Well you can reduce mod 11 each time you multiply. So

1 $\equiv$ 1 mod 11
2 * 1 $\equiv$ 2 mod 11
3 * 2 $\equiv$ 6 mod 11
4 * 6 $\equiv$ 24 $\equiv$ 2 mod 11
5 * 2 $\equiv$ 10 mod 11
6 * 10 $\equiv$ 60 $\equiv$ 5 mod 11
7 * 5 ... etc.
June 26th 2010, 09:10 PM
dwsmith

Quote:

Originally Posted by undefined

Well you can reduce mod 11 each time you multiply. So

1 $\equiv$ 1 mod 11
2 * 1 $\equiv$ 2 mod 11
3 * 2 $\equiv$ 6 mod 11
4 * 6 $\equiv$ 24 $\equiv$ 2 mod 11
5 * 2 $\equiv$ 10 mod 11
6 * 10 $\equiv$ 60 $\equiv$ 5 mod 11
7 * 5 ... etc.

So there is no shortcut method of doing this type then? I just have to either add them or do them one at a time and then add the residuals, then.
June 26th 2010, 09:16 PM
undefined

Quote:

Originally Posted by dwsmith

So there is no shortcut method of doing this type then?
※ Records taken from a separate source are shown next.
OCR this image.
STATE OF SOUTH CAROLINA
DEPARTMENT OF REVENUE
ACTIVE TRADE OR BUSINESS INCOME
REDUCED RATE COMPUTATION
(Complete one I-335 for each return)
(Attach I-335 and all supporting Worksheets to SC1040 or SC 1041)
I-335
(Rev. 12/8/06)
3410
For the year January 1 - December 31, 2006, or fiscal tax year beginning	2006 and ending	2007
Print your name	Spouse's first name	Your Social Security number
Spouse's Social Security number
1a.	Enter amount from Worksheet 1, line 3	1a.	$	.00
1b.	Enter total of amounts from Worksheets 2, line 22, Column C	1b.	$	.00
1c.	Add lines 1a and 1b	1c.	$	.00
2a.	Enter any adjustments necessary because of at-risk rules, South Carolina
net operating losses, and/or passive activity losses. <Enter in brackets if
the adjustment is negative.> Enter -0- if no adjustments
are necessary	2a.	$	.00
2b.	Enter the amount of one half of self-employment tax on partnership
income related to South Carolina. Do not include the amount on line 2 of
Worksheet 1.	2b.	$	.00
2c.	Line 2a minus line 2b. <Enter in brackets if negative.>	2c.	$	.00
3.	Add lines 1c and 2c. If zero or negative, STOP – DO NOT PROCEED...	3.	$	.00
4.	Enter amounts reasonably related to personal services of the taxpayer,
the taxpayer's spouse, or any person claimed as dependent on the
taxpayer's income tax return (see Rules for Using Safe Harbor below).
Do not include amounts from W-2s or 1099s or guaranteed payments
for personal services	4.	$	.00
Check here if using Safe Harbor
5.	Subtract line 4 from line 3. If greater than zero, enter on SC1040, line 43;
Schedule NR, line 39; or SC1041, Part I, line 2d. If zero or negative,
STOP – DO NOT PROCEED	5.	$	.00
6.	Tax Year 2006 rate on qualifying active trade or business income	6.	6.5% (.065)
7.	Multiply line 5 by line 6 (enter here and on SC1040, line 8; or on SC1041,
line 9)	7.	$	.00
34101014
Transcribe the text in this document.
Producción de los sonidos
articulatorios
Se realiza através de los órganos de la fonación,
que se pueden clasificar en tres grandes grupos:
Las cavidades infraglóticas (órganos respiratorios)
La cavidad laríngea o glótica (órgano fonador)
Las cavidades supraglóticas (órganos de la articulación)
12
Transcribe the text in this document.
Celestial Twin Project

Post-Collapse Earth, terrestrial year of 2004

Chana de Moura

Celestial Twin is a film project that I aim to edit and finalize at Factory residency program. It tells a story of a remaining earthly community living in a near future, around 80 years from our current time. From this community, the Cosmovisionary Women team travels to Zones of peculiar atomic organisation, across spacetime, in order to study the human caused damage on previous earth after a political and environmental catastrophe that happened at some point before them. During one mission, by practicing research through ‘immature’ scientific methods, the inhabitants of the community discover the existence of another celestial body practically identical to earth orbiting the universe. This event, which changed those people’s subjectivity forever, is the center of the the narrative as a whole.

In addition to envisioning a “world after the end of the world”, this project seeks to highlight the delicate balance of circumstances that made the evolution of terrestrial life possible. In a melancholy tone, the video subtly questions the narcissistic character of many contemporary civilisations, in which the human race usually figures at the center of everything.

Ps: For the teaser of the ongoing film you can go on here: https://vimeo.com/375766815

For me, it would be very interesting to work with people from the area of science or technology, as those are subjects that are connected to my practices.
I just have to either add them or do them one at a time and then add the residuals, then.

Have a computer do it for you? I don't know of any shortcut or formula beyond what I shared, although one might exist.

PARI/GP is a great CAS for number theory.

Code:

sum(i=1,10,i!%11)%11
June 26th 2010, 09:48 PM
roninpro

You might be able to use Wilson's Theorem:

$(n-1)!\equiv -1\pmod{n}$ if and only if $n$ is prime.

In this case, you have $(11-1)!=10!\equiv -1\pmod{11}$ . You can use this fact to get $9!$ by multiplying by $10^{-1}$ on both sides. You can get $8!$ by multiplying by $9^{-1}$ after that, and etc...

This method may not really save much time though - you still need to compute modular inverses and peel off terms in the factorial, one by one. Is it really so bad to compute the factorials by hand?